Kids today don't know how good they have it. I came out at 30. While my friends had no problems with my newfound gayness, to this day my family still won't talk about it. In contrast, our newest college intern at OneGoodLove came out publicly at 15. His friends embraced him, his extended family gave him a standing ovation, and his mother decided to write a book about it. The world has changed.
In light of the recent Supreme Court rulings in favor of marriage equality, there is no doubt that things have gotten better. The federal government is finally recognizing and fighting for LGBT equality, mainstream media have been flooded with positive images of LGBT role models, and support networks like the Trevor Project and PFLAG are more vibrant than ever. It is therefore not surprising that the average age for LGBT youth to come out has dropped from 23 to 16 in recent years.
While all of these gains have helped change the tide, I believe that technology has amplified these societal shifts to allow LGBT youth to come out at earlier ages. With the youth generation perpetually entrenched in their laptops, cellphones, and iPads, young LGBT people have constant access to the aforementioned role models and support systems, which tell LGBT youth that their emotions and attractions are not aberrant but normal and regular, perhaps even extraordinary. And technology has allowed these messages and support networks to spread this hope to a larger subset of the population than ever before.

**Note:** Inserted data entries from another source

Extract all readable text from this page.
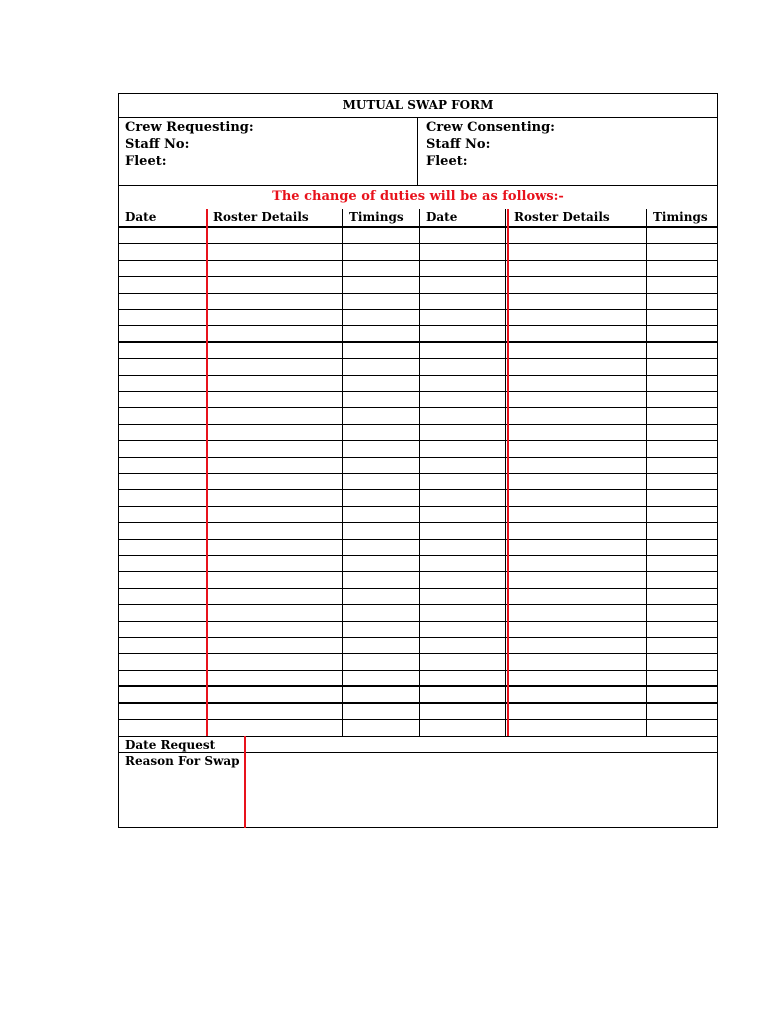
MUTUAL SWAP FORM
Crew Requesting:
Staff No:
Fleet:
Crew Consenting:
Staff No:
Fleet:
The change of duties will be as follows:-
Date	Roster Details	Timings	Date	Roster Details	Timings
Date Request
Reason For Swap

So a questioning kid in Columbus, Ohio, can now quietly call the Trevor Hotline from his bedroom while watching an "It Gets Better" video on YouTube and streaming an episode of Modern Family. When he's ready, he can post a status on Facebook declaring himself a "newfound gayby." And when 300 of his friends from all over the world like his status and leave him messages of congratulations, he may finally have the courage to kick down the closet door, walk downstairs, and come out to his parents.
Thus, though they're still far from perfect, things have gotten better, and much of the LGBT youth culture is benefiting from these recent social gains. However, we cannot let that be enough. It is ironic that the increased support and connectivity that has resulted from the technology boom has also led many young people to become disconnected and despondent. We cannot let this happen if we want to continue to grow as individuals and a community.
So I urge the youth culture to take a stand. To the LGBT youth who have come out early, benefiting from the social gains that your older counterparts fought for: Don't let that be good enough for you. Get out there and give back or fight on. It is important to note that "it gets better" implies a perpetual progression. Though life may be good as it is, it will continue to get better. So further the social benefits and gains for your generation and the ones to come, and remember that progress dies when the current generation says, "That's good enough for us."